Живопись масляными красками и сопутствующая ей этика поведения появилась во время Ренессанса и просуществовала недолго, всего около пятисот лет. Это сугубо европейский, точнее, западноевропейский феномен, с твердо очерченными временными и географическими границами.

Ренессансный проект полнее всего выразил себя через визуальные искусства, и более всего именно через живопись. Религиозная живопись Проторенессанса и живопись Флоренции XV века, несомненно, находятся в прямом родстве. Многое из иконописи перекочевало в светскую масляную картину; Сиенская школа, аккумулирующая иконописный канон в картину станковую – конечно же, свидетельствует о непрерывной традиции. В данном рассуждении важно обозначить качество, которое отличает Леонардо и Боттичелли от Симоне Мартини или Липпо Мемми, и, тем более, от Джотто. В живописи после XV века, в живописи масляными красками можно разглядеть – нет, не агностицизм, но желание рассуждать самостоятельно о божественных предметах.

У Жоржа Дибо есть фраза в «Соборах» (сказано им по поводу Симоне Мартини и мастеров сиенской школы, которые, по Дибо, создали стиль, синтезирующий римский портрет и рыцарский куртуазный дискурс): «Они еще не говорили об отрицании Бога, но предлагали посмотреть Ему прямо в лицо». Речь идет о личном достоинстве изображенного героя (у Дибо такой формулировки нет, но подразумевает он именно это качество). Речь идет о нарисованном святом, который обрел личную, присущую только ему манеру держаться. Прямой взгляд Адама с фрески Микеланджело, направленный в глаза Саваофу, надо было выработать; в иконе такой взгляд – от равного к равному – невозможен. То есть, требовалось воспитать поведение человека, изображенного на картине. Смертный образ отвоевывал независимое пространство в картине и обучался двигаться самостоятельно. Жестикуляция героев Мемми, Мартини и Лоренцетти становится чуть более гибкой, следуя французскому куртуазному влиянию, причем часто влияние поэзии или светского этикета опережает пластику живописи – но фиксируется именно в живописи. В той же мере, в какой тройной аркбутан готического собора родственен терцине, тройной рифмовке Данте; существуют связи сиенской пластики с готическими сводами и пропорциями нефов. Провансальская поэзия – Бернарт де Вентадорн – тонкие пальцы святых Липпо Мемми – грандиозная стройка в Авиньоне, затеянная Климентом VI и собравшая итальянских мастеров: синтез масляной живописи ткется исподволь, но ткется неуклонно.

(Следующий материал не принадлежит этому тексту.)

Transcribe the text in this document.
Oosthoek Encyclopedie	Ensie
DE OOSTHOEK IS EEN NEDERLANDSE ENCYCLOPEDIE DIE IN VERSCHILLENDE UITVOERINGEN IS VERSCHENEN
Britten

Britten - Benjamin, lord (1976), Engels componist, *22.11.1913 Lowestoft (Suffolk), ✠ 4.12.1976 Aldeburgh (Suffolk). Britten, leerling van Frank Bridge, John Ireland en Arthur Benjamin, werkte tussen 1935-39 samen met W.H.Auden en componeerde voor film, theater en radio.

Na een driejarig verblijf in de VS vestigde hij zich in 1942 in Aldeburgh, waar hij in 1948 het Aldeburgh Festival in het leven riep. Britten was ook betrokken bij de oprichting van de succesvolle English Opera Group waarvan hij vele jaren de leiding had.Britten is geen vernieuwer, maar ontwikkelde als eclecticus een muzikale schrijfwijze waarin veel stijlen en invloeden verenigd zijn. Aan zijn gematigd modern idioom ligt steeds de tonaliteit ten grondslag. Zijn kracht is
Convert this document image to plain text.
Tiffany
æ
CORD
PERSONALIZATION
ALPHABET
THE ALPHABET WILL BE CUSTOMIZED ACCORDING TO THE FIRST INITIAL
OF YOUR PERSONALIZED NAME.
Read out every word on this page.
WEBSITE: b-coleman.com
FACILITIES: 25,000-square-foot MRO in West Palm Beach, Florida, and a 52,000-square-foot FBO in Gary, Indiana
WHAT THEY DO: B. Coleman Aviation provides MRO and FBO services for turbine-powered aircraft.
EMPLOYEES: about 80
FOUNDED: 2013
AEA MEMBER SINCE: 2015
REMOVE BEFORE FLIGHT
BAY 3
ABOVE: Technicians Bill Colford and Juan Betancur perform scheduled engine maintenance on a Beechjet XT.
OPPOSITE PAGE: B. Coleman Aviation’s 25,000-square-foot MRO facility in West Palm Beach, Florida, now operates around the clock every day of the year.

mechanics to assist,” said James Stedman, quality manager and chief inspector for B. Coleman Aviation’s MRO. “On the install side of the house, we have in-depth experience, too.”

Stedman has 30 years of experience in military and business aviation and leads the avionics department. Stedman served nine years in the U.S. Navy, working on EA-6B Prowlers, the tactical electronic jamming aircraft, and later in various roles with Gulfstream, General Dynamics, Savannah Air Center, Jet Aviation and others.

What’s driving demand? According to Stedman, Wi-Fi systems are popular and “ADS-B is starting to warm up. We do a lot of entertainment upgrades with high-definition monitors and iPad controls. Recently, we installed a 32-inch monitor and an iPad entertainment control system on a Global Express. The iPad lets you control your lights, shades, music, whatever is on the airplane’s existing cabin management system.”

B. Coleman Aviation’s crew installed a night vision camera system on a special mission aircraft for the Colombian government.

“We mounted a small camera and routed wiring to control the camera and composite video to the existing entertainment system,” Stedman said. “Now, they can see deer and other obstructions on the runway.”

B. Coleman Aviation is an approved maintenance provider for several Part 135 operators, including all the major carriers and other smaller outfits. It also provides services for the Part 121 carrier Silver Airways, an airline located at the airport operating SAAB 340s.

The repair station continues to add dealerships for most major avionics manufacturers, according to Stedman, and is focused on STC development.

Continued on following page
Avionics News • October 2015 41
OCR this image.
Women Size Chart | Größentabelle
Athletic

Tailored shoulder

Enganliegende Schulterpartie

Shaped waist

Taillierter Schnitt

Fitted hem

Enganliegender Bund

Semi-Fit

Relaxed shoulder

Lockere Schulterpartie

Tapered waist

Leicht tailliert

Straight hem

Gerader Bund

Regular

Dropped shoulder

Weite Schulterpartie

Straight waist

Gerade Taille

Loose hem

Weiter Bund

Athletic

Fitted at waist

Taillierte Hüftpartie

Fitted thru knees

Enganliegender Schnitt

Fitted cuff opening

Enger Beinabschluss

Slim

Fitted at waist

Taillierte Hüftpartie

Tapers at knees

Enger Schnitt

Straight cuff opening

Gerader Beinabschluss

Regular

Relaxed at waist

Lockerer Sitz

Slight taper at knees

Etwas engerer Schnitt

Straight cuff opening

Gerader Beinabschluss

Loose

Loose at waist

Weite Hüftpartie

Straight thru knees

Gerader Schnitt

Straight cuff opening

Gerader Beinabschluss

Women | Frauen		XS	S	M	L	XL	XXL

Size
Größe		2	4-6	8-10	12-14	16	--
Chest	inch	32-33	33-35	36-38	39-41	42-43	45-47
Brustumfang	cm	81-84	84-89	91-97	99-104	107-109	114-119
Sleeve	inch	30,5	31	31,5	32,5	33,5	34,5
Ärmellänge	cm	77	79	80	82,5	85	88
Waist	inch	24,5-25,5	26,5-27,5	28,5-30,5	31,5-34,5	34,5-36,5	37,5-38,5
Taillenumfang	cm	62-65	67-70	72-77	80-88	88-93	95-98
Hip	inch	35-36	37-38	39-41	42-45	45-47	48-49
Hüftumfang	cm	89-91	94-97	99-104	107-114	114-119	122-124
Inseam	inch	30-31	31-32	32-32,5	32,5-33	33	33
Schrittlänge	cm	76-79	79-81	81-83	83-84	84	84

Неаполитанский двор, где правили французские принцы; дворцы просвещенных тиранов Северной Италии (Феррара, Милан, Мантуя), при которых работали интернациональные живописцы – они объединяли пространственные усилия Италии с готической скульптурой исподволь – чтобы впоследствии поместить готическую скульптуру в обрамлении живописных образов. Так поступал Микеланджело, создавший архитектурную конструкцию на плоском потолке Сикстинской капеллы, прежде чем расписать потолок героями; так поступал Рогир ван дер Вейден, помещавший своих героев под тимпаном готического собора, испещренного барельефными сценами («Явление Христа Марии», 1430, Метрополитен-музей). Из этих контрастов – монохромной готической скульптуры и теплого образа – виден путь развития живописи: от соборной скульптуры, синтезированной с иконописью треченто, к автономному образу. В этом отношении показателен триптих «Искупление» того же Рогира (1455–1459, Прадо), в котором изображенный тимпан собора сочетает – невероятно! – готическую каменную скульптуру и цветные иконы треченто.

Масляная живопись по отношению к темперной; станковая картина по отношению к иконе – явились тем же, чем явился протестантизм по отношению к Собору и Папе. Протестантизм (то есть, заново прочитанный Завет, переведенный с латыни на язык общины) заключается уже в самом феномене автономного, вышедшего из иконы образа. Собственно, масляная живопись выполнила роль национального языка – по отношению к латыни-темпере. Слово «протестантизм» в разговоре об очевидно католических художниках не должно смущать: речь идет, разумеется, не о конфессии, но об интенции к личному пониманию Завета, к чтению текстов без посредника. Евангелическая церковь в первые десятилетия своего существования была исключительно обаятельна для гуманистов. Разве всякий гуманист, пересказывающий Завет применительно к современной ему истории, не переводит Евангелие на свой диалект? Так, Франсуа Рабле предлагал свою Телемскую обитель, выстроенную под надзором католика брата Жана и католика Гаргантюа – для евангелистов. На воротах обители написано среди прочего так: «Входите к нам вы, кем завет Христов от лжи веков очищен был впервые». Это адресовано непосредственно евангелистам, разумеется, но и шире: всякому мастеру, отваживающемуся рассуждать о вещах предельных – самостоятельно.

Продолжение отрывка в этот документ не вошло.